Солопий из «Сорочинской ярмарки», напуганный появлением головы свиньи в окне, бросается наутёк из дома: он думает, что за ним гонится чёрт, на самом деле за ним следует испуганная Хивря. Цыгане, обнаружившие их лежащими друг на друге, тоже припоминают чёрта:
— Что лежит, Влас?
— Так, как будто бы два человека: один наверху, другой нанизу; который из них чорт, уже и не распознаю!
— А кто наверху?
— Баба!
— Ну, вот, это ж то и есть чорт! — Всеобщий хохот разбудил почти всю улицу.

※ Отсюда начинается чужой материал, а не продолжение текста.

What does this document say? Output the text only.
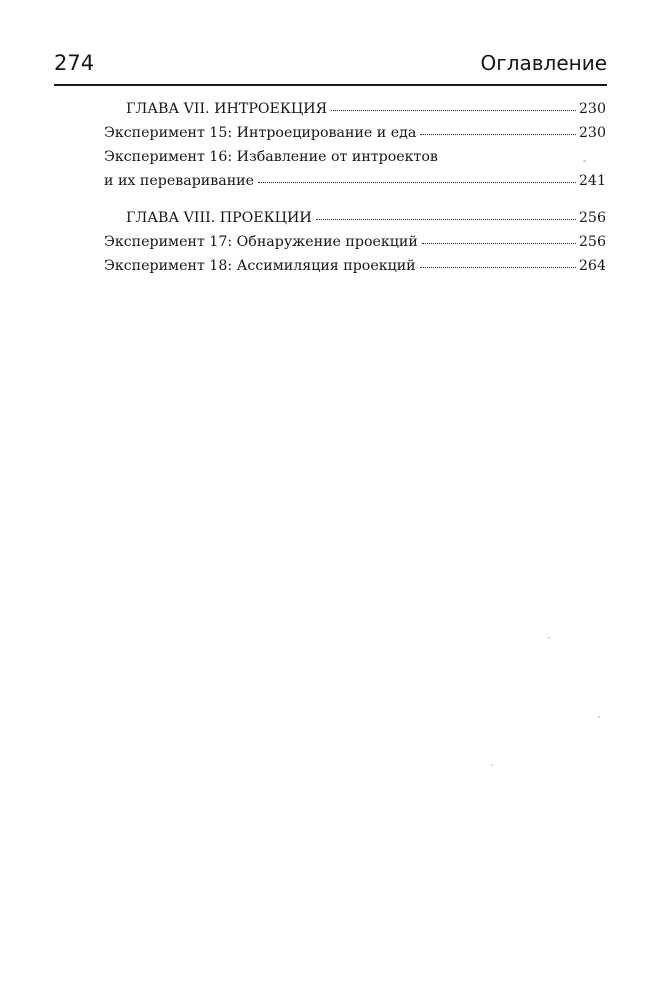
274	Оглавление
ГЛАВА VII. ИНТРОЕКЦИЯ	230
Эксперимент 15: Интроецирование и еда	230
Эксперимент 16: Избавление от интроектов
и их переваривание	241
ГЛАВА VIII. ПРОЕКЦИИ	256
Эксперимент 17: Обнаружение проекций	256
Эксперимент 18: Ассимиляция проекций	264
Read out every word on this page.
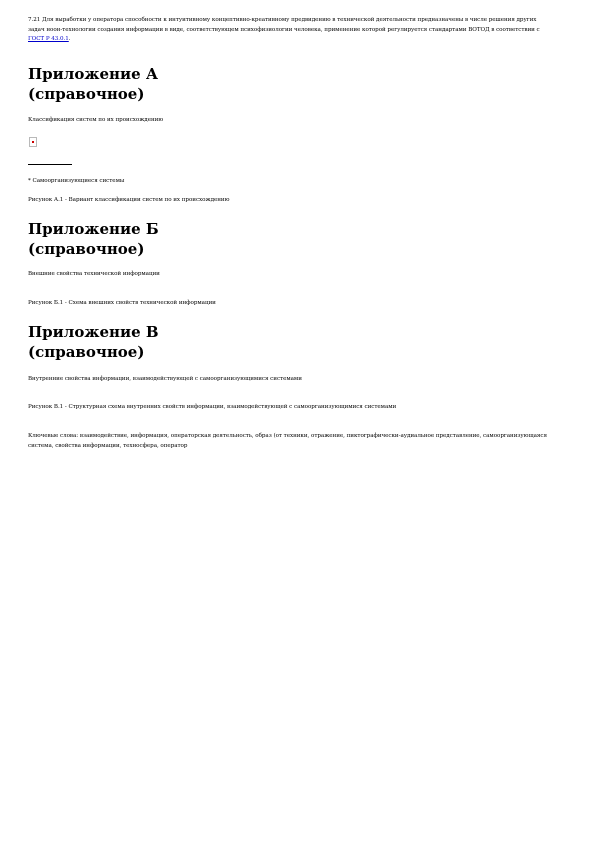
7.21 Для выработки у оператора способности к интуитивному концептивно-креативному предвидению в технической деятельности предназначены в числе решения других задач ноон-технологии создания информации в виде, соответствующем психофизиологии человека, применение которой регулируется стандартами ВОТОД в соответствии с ГОСТ Р 43.0.1.

Приложение А
(справочное)

Классификация систем по их происхождению

* Самоорганизующиеся системы

Рисунок А.1 - Вариант классификации систем по их происхождению

Приложение Б
(справочное)

Внешние свойства технической информации

Рисунок Б.1 - Схема внешних свойств технической информации

Приложение В
(справочное)

Внутренние свойства информации, взаимодействующей с самоорганизующимися системами

Рисунок В.1 - Структурная схема внутренних свойств информации, взаимодействующей с самоорганизующимися системами

Ключевые слова: взаимодействие, информация, операторская деятельность, образ (от техники, отражение, пиктографически-аудиальное представление, самоорганизующаяся система, свойства информации, техносфера, оператор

В украинском фольклоре женщина часто соотносится с дьяволом. По одной из легенд, женщина была сотворена не из ребра Адама, а из хвоста чёрта. По другой — увидев бабу и чёрта, апостол Пётр отрубил им обоим головы, а затем приставил их наоборот, с тех пор баба ходит с головой чёрта 13 . Мистический ужас перед женщиной, которая может лишить мужчину воли (будь то угрозами, как Хивря, или своим обаянием, как Солоха), распространяется на весь цикл и находит отражение даже в рассказе про Шпоньку, казалось бы избавленном от всякой потусторонности. После сватовства Ивану Фёдоровичу снится страшный липкий сон:
То представлялось ему, что он уже женат, что всё в домике их так чудно, так странно: в его комнате стоит, вместо одинокой, двойная кровать. На стуле сидит жена. Ему странно; он не знает, как подойти к ней, что говорить с нею; и замечает, что у неё гусиное лицо. Нечаянно поворачивается он в сторону и видит другую жену, тоже с гусиным лицом. Поворачивается в другую сторону — стоит третья жена. Назад — ещё одна жена. Тут его берёт тоска. Он бросился бежать в сад; но в саду жарко. Он снял шляпу, видит: и в шляпе сидит жена. Пот выступил у него на лице. Полез в карман за платком — и в кармане жена; вынул из уха хлопчатую бумагу — и там сидит жена…
Как известно, сам Гоголь тоже опасался сближаться с женщинами и всю жизнь оставался холостым.
За что герои «Вечеров» клянут «москалей»?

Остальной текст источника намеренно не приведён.